In the past, Wasson said vendors were using the wrong computer architecture, which was built for entertainment and screen applications, rather than hardcore AI problems.

“What we are trying to do is go focus on building compute for ADAS and higher levels of autonomy, from the ground up,” he said.

Vasanth Waran, worldwide head of business development at MIPS, said in an interview with VentureBeat that other architectures have been pushing performance forward through brute force, adding more complexity and scaling, but not necessarily coming up with affordable designs.
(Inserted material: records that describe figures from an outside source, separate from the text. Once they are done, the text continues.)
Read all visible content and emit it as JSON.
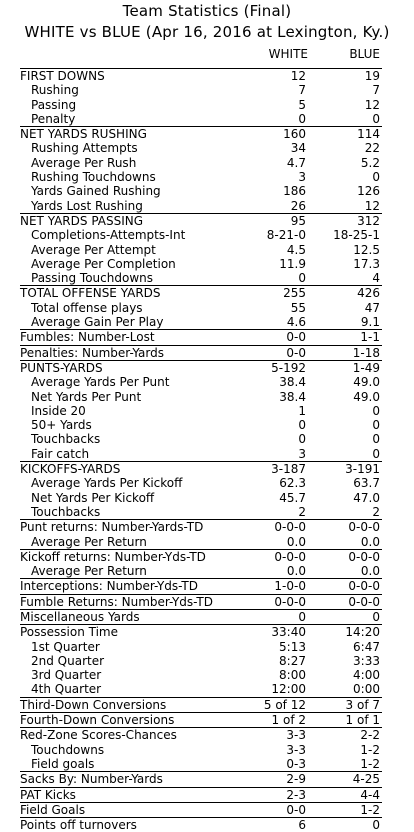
{
  "title_line1": "Team Statistics (Final)",
  "title_line2": "WHITE vs BLUE (Apr 16, 2016 at Lexington, Ky.)",
  "columns": [
    "WHITE",
    "BLUE"
  ],
  "rows": [
    {
      "label": "FIRST DOWNS",
      "sub": false,
      "section": true,
      "white": "12",
      "blue": "19"
    },
    {
      "label": "Rushing",
      "sub": true,
      "section": false,
      "white": "7",
      "blue": "7"
    },
    {
      "label": "Passing",
      "sub": true,
      "section": false,
      "white": "5",
      "blue": "12"
    },
    {
      "label": "Penalty",
      "sub": true,
      "section": false,
      "white": "0",
      "blue": "0"
    },
    {
      "label": "NET YARDS RUSHING",
      "sub": false,
      "section": true,
      "white": "160",
      "blue": "114"
    },
    {
      "label": "Rushing Attempts",
      "sub": true,
      "section": false,
      "white": "34",
      "blue": "22"
    },
    {
      "label": "Average Per Rush",
      "sub": true,
      "section": false,
      "white": "4.7",
      "blue": "5.2"
    },
    {
      "label": "Rushing Touchdowns",
      "sub": true,
      "section": false,
      "white": "3",
      "blue": "0"
    },
    {
      "label": "Yards Gained Rushing",
      "sub": true,
      "section": false,
      "white": "186",
      "blue": "126"
    },
    {
      "label": "Yards Lost Rushing",
      "sub": true,
      "section": false,
      "white": "26",
      "blue": "12"
    },
    {
      "label": "NET YARDS PASSING",
      "sub": false,
      "section": true,
      "white": "95",
      "blue": "312"
    },
    {
      "label": "Completions-Attempts-Int",
      "sub": true,
      "section": false,
      "white": "8-21-0",
      "blue": "18-25-1"
    },
    {
      "label": "Average Per Attempt",
      "sub": true,
      "section": false,
      "white": "4.5",
      "blue": "12.5"
    },
    {
      "label": "Average Per Completion",
      "sub": true,
      "section": false,
      "white": "11.9",
      "blue": "17.3"
    },
    {
      "label": "Passing Touchdowns",
      "sub": true,
      "section": false,
      "white": "0",
      "blue": "4"
    },
    {
      "label": "TOTAL OFFENSE YARDS",
      "sub": false,
      "section": true,
      "white": "255",
      "blue": "426"
    },
    {
      "label": "Total offense plays",
      "sub": true,
      "section": false,
      "white": "55",
      "blue": "47"
    },
    {
      "label": "Average Gain Per Play",
      "sub": true,
      "section": false,
      "white": "4.6",
      "blue": "9.1"
    },
    {
      "label": "Fumbles: Number-Lost",
      "sub": false,
      "section": true,
      "white": "0-0",
      "blue": "1-1"
    },
    {
      "label": "Penalties: Number-Yards",
      "sub": false,
      "section": true,
      "white": "0-0",
      "blue": "1-18"
    },
    {
      "label": "PUNTS-YARDS",
      "sub": false,
      "section": true,
      "white": "5-192",
      "blue": "1-49"
    },
    {
      "label": "Average Yards Per Punt",
      "sub": true,
      "section": false,
      "white": "38.4",
      "blue": "49.0"
    },
    {
      "label": "Net Yards Per Punt",
      "sub": true,
      "section": false,
      "white": "38.4",
      "blue": "49.0"
    },
    {
      "label": "Inside 20",
      "sub": true,
      "section": false,
      "white": "1",
      "blue": "0"
    },
    {
      "label": "50+ Yards",
      "sub": true,
      "section": false,
      "white": "0",
      "blue": "0"
    },
    {
      "label": "Touchbacks",
      "sub": true,
      "section": false,
      "white": "0",
      "blue": "0"
    },
    {
      "label": "Fair catch",
      "sub": true,
      "section": false,
      "white": "3",
      "blue": "0"
    },
    {
      "label": "KICKOFFS-YARDS",
      "sub": false,
      "section": true,
      "white": "3-187",
      "blue": "3-191"
    },
    {
      "label": "Average Yards Per Kickoff",
      "sub": true,
      "section": false,
      "white": "62.3",
      "blue": "63.7"
    },
    {
      "label": "Net Yards Per Kickoff",
      "sub": true,
      "section": false,
      "white": "45.7",
      "blue": "47.0"
    },
    {
      "label": "Touchbacks",
      "sub": true,
      "section": false,
      "white": "2",
      "blue": "2"
    },
    {
      "label": "Punt returns: Number-Yards-TD",
      "sub": false,
      "section": true,
      "white": "0-0-0",
      "blue": "0-0-0"
    },
    {
      "label": "Average Per Return",
      "sub": true,
      "section": false,
      "white": "0.0",
      "blue": "0.0"
    },
    {
      "label": "Kickoff returns: Number-Yds-TD",
      "sub": false,
      "section": true,
      "white": "0-0-0",
      "blue": "0-0-0"
    },
    {
      "label": "Average Per Return",
      "sub": true,
      "section": false,
      "white": "0.0",
      "blue": "0.0"
    },
    {
      "label": "Interceptions: Number-Yds-TD",
      "sub": false,
      "section": true,
      "white": "1-0-0",
      "blue": "0-0-0"
    },
    {
      "label": "Fumble Returns: Number-Yds-TD",
      "sub": false,
      "section": true,
      "white": "0-0-0",
      "blue": "0-0-0"
    },
    {
      "label": "Miscellaneous Yards",
      "sub": false,
      "section": true,
      "white": "0",
      "blue": "0"
    },
    {
      "label": "Possession Time",
      "sub": false,
      "section": true,
      "white": "33:40",
      "blue": "14:20"
    },
    {
      "label": "1st Quarter",
      "sub": true,
      "section": false,
      "white": "5:13",
      "blue": "6:47"
    },
    {
      "label": "2nd Quarter",
      "sub": true,
      "section": false,
      "white": "8:27",
      "blue": "3:33"
    },
    {
      "label": "3rd Quarter",
      "sub": true,
      "section": false,
      "white": "8:00",
      "blue": "4:00"
    },
    {
      "label": "4th Quarter",
      "sub": true,
      "section": false,
      "white": "12:00",
      "blue": "0:00"
    },
    {
      "label": "Third-Down Conversions",
      "sub": false,
      "section": true,
      "white": "5 of 12",
      "blue": "3 of 7"
    },
    {
      "label": "Fourth-Down Conversions",
      "sub": false,
      "section": true,
      "white": "1 of 2",
      "blue": "1 of 1"
    },
    {
      "label": "Red-Zone Scores-Chances",
      "sub": false,
      "section": true,
      "white": "3-3",
      "blue": "2-2"
    },
    {
      "label": "Touchdowns",
      "sub": true,
      "section": false,
      "white": "3-3",
      "blue": "1-2"
    },
    {
      "label": "Field goals",
      "sub": true,
      "section": false,
      "white": "0-3",
      "blue": "1-2"
    },
    {
      "label": "Sacks By: Number-Yards",
      "sub": false,
      "section": true,
      "white": "2-9",
      "blue": "4-25"
    },
    {
      "label": "PAT Kicks",
      "sub": false,
      "section": true,
      "white": "2-3",
      "blue": "4-4"
    },
    {
      "label": "Field Goals",
      "sub": false,
      "section": true,
      "white": "0-0",
      "blue": "1-2"
    },
    {
      "label": "Points off turnovers",
      "sub": false,
      "section": true,
      "white": "6",
      "blue": "0"
    }
  ]
}
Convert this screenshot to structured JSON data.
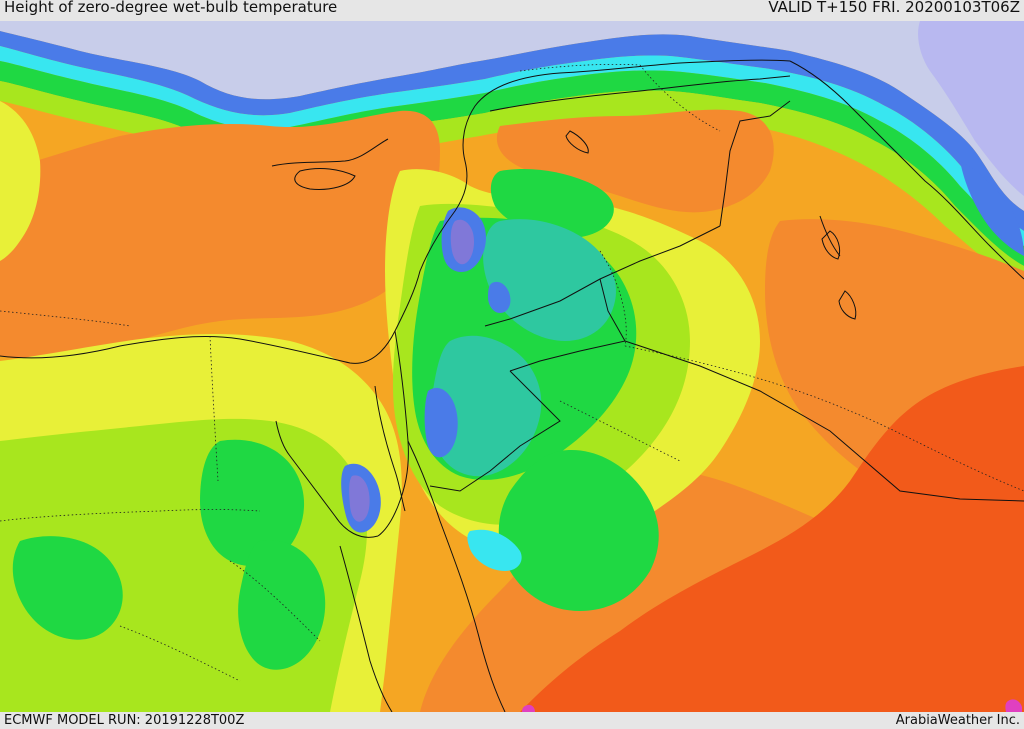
{
  "header": {
    "title": "Height of zero-degree wet-bulb temperature",
    "valid": "VALID T+150 FRI. 20200103T06Z"
  },
  "footer": {
    "model_run": "ECMWF MODEL RUN: 20191228T00Z",
    "credit": "ArabiaWeather Inc."
  },
  "palette": {
    "background": "#f5a623",
    "sea": "#c8cdea",
    "deep_orange": "#f48a2e",
    "red_orange": "#f25a1a",
    "orange": "#f7a71a",
    "yellow": "#e8f038",
    "yellow_green": "#a8e61e",
    "green": "#1fd843",
    "teal": "#2ec8a0",
    "cyan": "#38e6f0",
    "blue": "#4a7be8",
    "purple": "#8078d8",
    "lavender": "#b8b8f0",
    "magenta": "#e040c0"
  }
}
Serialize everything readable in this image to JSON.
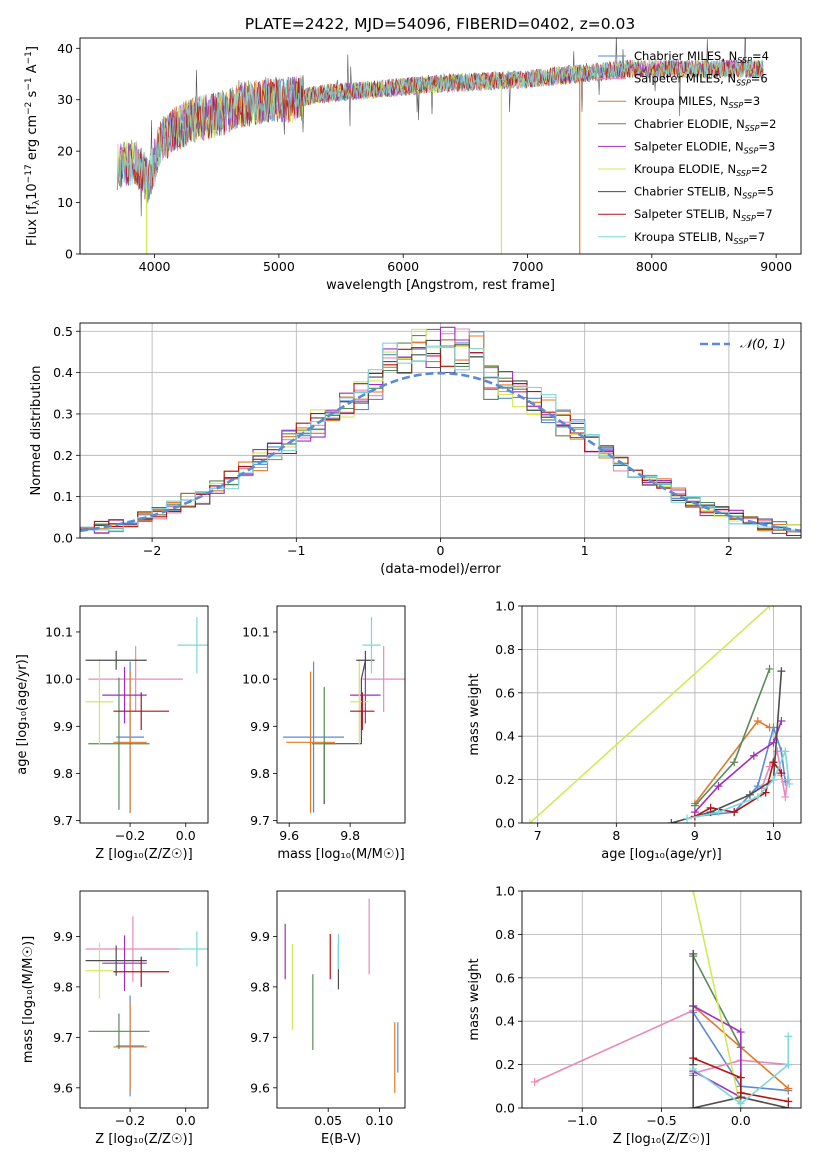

“If you want to bring it to a larger market, you want autonomy to be affordable, and you want it to scale,” Waran said. “There needs to be a more pure approach, given the lack of a better word, and that’s what motivated us. The 8700 from the ground up is where you can move data seamlessly between different parts of a design. If you look at a car, you have a lot of sensors with data coming in, from cameras, radar, LiDAR, in some cases, and the inputs from these need to be processed. It needs to be pushed out to an AI accelerator system. And then that data needs to help you make a decision.”

MIPS’ designs try to offload a lot of the performance from AI accelerators, whether it’s in pre-processing or post-processing. With a general-purpose processor, new software can be supported, and such software for AI accelerators is changing all the time.

RISC-V has been building up its ecosystem in the past couple of years, and its ecosystem is now at the right size to support applications.

“The other big thing that’s happening is software defined vehicles. Our products can be used for a holistic software-defined vehicle architecture,” Waran said. “We’re focused completely on the autonomous journey.”

Wasson said his company will be at the CES 2025 event coming up in Las Vegas in January, where pitching automakers will be a big task for the company.